To my brother, you are a great brother. I'm pretty sure you aren't going to be reading this. But either way I'm gonna say something. Thank you. You have always been here when we needed you. You put in a floor for us. You are awesome and I appreciate you and love you as well.
Raysha, thank you. You took me into your house when I had no where else to turn. You helped me move out of my dorm, you let me stay with you even though I'm not the best house guest. I love you and appreciate you more than I could ever tell you. Thank you for everything.
Khelsea, my sister, my twin, and my best friend. You let me vent when I need to. You listen to my rants and raves about how I'm never getting married, and you never ignore me. You are awesome. Thank you for never giving up on me even when I have given up on myself. You're amazing.

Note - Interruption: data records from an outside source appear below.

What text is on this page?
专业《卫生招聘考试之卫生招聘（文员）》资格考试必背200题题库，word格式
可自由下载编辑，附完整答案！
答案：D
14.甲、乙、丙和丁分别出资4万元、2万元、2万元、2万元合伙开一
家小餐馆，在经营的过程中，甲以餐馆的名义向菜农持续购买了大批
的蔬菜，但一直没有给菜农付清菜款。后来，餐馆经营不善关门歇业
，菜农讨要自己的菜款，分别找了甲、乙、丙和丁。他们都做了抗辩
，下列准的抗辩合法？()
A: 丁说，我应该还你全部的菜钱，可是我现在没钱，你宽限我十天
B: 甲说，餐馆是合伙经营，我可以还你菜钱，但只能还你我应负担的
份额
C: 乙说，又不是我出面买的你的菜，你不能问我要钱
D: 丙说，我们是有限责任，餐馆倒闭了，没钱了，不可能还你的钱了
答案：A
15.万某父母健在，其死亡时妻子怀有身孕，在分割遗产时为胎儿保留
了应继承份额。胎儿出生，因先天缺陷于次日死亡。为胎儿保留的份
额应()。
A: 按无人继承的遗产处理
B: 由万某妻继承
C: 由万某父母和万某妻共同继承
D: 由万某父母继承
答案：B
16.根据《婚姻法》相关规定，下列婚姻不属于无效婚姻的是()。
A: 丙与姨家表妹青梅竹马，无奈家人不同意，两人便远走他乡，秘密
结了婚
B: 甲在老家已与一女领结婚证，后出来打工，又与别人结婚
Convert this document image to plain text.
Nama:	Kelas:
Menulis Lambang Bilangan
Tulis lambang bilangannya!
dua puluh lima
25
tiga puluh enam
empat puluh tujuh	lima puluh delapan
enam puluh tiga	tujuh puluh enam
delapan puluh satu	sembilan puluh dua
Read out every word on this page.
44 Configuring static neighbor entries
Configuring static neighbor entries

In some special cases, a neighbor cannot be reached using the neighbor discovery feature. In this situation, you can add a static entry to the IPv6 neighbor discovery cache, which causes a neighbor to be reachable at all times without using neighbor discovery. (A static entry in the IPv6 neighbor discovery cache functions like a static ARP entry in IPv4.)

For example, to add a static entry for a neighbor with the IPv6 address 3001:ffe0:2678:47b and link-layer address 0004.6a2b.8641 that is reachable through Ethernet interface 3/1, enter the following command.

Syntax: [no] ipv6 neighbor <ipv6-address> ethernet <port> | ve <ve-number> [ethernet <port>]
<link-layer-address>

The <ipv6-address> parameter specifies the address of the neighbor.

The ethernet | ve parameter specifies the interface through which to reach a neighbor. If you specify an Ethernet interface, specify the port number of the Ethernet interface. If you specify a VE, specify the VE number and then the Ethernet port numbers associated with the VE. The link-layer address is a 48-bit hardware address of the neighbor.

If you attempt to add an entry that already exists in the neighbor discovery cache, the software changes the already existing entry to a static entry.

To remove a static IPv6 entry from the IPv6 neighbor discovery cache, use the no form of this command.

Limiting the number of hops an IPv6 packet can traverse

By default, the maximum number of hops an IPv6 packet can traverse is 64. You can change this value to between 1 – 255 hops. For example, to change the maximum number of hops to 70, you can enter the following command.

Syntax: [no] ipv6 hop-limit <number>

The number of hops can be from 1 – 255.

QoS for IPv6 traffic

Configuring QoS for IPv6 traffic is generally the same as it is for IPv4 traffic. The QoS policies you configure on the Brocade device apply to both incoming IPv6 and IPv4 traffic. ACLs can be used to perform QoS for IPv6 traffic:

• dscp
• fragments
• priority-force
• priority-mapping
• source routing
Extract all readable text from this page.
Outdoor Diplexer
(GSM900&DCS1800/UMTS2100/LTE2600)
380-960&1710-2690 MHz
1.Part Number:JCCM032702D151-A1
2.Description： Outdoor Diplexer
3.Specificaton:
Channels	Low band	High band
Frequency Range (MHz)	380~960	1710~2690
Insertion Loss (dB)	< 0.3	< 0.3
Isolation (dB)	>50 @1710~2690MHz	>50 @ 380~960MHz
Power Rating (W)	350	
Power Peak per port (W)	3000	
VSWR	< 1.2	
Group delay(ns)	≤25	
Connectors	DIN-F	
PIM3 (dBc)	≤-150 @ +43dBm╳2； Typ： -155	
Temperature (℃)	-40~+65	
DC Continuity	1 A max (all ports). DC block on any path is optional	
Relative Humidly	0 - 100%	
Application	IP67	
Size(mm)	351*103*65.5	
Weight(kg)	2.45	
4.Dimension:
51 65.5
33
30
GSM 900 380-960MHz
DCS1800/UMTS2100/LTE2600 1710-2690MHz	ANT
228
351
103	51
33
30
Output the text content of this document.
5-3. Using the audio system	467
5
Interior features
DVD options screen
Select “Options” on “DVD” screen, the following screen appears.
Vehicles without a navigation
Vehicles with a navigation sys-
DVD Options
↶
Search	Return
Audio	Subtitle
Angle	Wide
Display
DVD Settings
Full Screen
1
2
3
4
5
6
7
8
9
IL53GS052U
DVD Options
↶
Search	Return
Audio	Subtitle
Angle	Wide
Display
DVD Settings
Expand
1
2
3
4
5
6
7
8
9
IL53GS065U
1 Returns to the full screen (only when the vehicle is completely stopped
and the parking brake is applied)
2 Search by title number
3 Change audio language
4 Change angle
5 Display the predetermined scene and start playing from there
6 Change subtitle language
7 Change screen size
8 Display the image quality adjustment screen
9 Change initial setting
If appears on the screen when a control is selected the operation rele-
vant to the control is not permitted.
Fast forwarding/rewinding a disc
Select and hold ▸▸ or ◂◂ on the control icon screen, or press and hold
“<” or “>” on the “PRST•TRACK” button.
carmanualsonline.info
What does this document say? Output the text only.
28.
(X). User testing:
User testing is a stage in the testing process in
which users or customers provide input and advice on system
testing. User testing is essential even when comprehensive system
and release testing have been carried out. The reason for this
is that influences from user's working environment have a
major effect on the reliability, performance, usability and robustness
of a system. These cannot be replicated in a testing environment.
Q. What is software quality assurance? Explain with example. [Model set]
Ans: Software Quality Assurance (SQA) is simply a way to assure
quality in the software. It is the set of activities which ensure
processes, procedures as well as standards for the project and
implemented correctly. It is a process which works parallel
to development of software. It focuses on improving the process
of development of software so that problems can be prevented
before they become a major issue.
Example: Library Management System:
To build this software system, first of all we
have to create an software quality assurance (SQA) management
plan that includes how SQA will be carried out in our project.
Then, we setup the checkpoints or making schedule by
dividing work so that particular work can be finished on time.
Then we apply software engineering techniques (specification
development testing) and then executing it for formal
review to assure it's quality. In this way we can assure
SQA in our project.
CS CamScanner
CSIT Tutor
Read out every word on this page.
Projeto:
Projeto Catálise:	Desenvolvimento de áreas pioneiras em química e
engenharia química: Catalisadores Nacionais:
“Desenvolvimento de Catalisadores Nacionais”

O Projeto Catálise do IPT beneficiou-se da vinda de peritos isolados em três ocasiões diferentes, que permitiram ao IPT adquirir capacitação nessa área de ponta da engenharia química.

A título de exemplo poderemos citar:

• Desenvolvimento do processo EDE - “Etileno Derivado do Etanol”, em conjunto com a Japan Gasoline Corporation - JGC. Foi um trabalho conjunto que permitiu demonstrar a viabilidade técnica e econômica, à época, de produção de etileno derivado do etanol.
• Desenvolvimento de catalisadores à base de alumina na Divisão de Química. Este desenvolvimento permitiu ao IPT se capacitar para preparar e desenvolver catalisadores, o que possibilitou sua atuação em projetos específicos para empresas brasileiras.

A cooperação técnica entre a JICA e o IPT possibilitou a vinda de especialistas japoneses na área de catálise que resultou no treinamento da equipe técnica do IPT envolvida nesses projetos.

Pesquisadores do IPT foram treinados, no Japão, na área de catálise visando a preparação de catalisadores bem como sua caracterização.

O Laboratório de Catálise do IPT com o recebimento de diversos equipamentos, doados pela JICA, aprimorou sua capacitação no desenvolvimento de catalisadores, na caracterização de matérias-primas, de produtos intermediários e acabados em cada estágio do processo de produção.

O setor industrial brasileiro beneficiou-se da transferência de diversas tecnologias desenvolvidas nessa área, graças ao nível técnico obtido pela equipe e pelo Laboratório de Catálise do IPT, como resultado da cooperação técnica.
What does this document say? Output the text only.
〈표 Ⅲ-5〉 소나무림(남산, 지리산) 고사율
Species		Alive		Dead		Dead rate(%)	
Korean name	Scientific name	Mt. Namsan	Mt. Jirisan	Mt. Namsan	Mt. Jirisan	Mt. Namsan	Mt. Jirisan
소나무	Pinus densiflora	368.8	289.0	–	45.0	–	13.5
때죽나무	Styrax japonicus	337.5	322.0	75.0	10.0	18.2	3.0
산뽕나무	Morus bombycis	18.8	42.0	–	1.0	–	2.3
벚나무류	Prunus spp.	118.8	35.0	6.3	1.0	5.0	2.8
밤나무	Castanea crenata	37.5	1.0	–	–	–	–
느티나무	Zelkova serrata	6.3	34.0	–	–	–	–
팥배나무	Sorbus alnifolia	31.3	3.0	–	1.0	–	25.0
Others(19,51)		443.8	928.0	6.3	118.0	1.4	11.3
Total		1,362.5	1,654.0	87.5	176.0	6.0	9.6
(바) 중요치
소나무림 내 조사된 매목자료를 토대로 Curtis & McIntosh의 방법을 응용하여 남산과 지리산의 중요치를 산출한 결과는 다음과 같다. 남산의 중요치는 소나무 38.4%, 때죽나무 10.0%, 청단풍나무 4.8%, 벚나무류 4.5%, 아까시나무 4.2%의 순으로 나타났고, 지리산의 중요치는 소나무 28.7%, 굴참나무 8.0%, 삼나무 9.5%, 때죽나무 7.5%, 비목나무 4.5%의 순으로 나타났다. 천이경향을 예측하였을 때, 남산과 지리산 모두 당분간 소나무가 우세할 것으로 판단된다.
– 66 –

Jess, We have been through so much with each other. I miss hanging out with you all the time. You are someone who has been such a big part of my life and I don't like to ever think about how my life would've been if we hadn't been friends. You and I have come a long way from Sherry's wedding. And it's been an interesting bumpy crazy ride but I wouldn't trade it for the world. Because you changed me. You saved my life. You showed me that things could be different and you showed me the way. Thank you for pulling me out of my bubble.
Rachael, I don't know if you know about my blog but you are not to be unincluded. We have done a lot of things together since I met you. Most happened in the past year. I wouldn't change anything about that. You're awesome, crazy, and above all else. You are one of my best friends. Once Upon a Time, and Supernatural wouldn't mean the same things to me if I hadn't met you. Thank you.
Kendra, I'm pretty sure you won't be reading this but here you go. You are crazy girl. You want to room with me again after you roomed with me in college! Crazy but awesome as well. Love you girl. Here's to new adventures in the future to come.
Mom and Dad, You are nuts to put up with me. But you're my crazy nutty parents and despite our family dynamics and the stupidity I bring to the table half the time, I love you both and wouldn't want you to change. Thank you for everything. I love you.
Okay that's all I have to say really. I just had a few things on my mind tonight. Okay. I love you all. And I am aware that my grammar isn't the best and at times I sound like I am down right illiterate. Don't judge me. I'm tired and I don't have spell check on this app on my phone.
I hope to see you all soon. I love my readers. You are all amazing. You came back even after I went on a hiatus for months. Thank you and God Bless. And always remember to expect the unexpected.